Lynete lszydlowski at hotmail.com
Wed Jul 20 18:49:05 UTC 2005


No: HPFGUIDX 133550

--- In HPforGrownups at yahoogroups.com, Avery Ke <avery at u...> wrote:
> cayres1 wrote:
> >My little brother (who, at age 20, is not that little) made me
> >laugh when he said: "Voldemort's a redneck!" (Though, to be
> >perfectly correct, it's his mother's family, not him).
> 
> Well, not precisely, since a redneck is defined as a "a poor white
> person in the southern United States." I don't know the British
> equivalent. A peasant, a yeoman? 
> 
My reply: I found this scene poignant as well. I'm reading a book 
called "Born Fighting: How the Scots-Irish Shaped America" by James 
Webb which probably shaped my response. I'll share some quotes fom 
the book on the Scot-Irish character:

"Most of them had little or no schooling, knew no refined trade and 
had read no book...Few would have had any idea why someone would even 
want to sit down in front of an easel with a dozen pots of colored 
oils and paint a picture...But they were strong, keen of practical 
intellect...And if any man, no matter how highly born, should strike 
or offend them, it was their credo to strike back twice as hard." p88-
89.

This scene put me in mind of the Scots at the time of William Wallace 
called upon to acknowledge the lordship of the English or the 
Highlanders after the Battle of Culloden who were persecuted by the 
English for wearing kilts, speaking the Gaelic and playing the 
bagpipes.
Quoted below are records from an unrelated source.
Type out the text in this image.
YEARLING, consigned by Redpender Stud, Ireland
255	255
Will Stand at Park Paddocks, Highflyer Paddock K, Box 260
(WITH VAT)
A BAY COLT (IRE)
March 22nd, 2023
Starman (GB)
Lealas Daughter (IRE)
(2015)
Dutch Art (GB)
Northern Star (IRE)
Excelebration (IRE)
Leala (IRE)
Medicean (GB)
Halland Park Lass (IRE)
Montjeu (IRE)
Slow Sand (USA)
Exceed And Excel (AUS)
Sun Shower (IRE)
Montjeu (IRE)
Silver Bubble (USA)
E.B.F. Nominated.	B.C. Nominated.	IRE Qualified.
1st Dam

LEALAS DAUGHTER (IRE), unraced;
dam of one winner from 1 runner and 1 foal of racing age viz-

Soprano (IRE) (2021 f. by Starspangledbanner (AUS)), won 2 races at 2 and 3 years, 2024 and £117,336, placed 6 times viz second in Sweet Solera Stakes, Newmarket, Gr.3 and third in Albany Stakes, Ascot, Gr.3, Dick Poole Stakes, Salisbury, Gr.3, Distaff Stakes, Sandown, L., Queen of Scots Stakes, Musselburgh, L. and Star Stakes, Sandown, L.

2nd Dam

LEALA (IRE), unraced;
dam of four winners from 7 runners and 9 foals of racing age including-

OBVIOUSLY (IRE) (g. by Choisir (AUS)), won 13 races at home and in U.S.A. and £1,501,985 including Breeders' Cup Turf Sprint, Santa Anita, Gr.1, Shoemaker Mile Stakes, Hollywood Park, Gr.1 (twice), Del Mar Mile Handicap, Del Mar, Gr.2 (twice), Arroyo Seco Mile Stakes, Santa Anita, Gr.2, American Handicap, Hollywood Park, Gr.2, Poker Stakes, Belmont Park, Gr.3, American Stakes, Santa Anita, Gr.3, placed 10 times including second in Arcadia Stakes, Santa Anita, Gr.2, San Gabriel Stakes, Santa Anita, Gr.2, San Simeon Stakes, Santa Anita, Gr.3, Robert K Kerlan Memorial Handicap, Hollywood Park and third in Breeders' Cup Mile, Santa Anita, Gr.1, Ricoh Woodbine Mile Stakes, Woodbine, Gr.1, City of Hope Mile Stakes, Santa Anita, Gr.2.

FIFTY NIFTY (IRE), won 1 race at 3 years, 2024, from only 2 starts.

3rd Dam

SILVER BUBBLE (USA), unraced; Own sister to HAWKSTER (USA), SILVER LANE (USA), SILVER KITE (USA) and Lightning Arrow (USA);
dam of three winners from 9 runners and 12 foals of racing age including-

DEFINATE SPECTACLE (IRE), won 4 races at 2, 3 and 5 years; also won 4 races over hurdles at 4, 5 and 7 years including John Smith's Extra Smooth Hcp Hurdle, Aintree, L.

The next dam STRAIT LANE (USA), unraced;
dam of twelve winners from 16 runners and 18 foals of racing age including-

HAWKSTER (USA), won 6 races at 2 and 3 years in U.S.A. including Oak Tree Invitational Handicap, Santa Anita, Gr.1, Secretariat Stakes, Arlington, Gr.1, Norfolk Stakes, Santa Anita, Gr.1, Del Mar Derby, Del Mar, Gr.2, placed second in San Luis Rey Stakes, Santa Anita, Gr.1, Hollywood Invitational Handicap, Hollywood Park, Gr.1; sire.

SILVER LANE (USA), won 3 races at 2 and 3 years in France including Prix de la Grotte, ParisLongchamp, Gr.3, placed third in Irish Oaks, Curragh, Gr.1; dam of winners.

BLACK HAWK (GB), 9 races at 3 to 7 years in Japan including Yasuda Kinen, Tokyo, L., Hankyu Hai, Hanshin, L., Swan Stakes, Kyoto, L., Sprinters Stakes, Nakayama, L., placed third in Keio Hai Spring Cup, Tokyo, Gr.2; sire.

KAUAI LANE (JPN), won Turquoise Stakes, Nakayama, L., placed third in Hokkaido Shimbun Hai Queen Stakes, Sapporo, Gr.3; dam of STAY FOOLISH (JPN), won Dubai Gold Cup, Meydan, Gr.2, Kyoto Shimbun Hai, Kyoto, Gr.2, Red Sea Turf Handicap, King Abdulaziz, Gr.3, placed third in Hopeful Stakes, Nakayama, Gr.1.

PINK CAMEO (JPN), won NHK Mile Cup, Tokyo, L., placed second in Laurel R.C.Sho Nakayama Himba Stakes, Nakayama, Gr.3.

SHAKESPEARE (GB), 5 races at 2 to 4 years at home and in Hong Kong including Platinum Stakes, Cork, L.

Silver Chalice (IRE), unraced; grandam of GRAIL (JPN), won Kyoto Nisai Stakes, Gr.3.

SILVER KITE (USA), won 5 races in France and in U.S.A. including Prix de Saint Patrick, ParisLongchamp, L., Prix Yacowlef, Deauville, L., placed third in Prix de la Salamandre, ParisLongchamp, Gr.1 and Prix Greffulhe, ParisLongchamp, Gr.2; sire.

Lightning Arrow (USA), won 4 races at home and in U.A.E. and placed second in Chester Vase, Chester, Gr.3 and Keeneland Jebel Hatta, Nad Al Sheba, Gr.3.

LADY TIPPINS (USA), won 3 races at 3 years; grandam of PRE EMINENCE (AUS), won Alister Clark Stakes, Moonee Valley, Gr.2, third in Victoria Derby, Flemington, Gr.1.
And, as Mr. Webb acknowledges, in the USA we call them 
Rednecks (in Canada, they are callled Newfies - Newfoundland was 
heavily settled by the Scots and Irish). 

The question I had is: why are these people being told they have 
broken laws they obviously had no ken existed, and that they must 
answer to an authority they obviously don't acknowledge?  And 
although they are obviously a mean-spirited and even criminal pair, I 
admit this Scots-Irish American felt a moment of sympathy.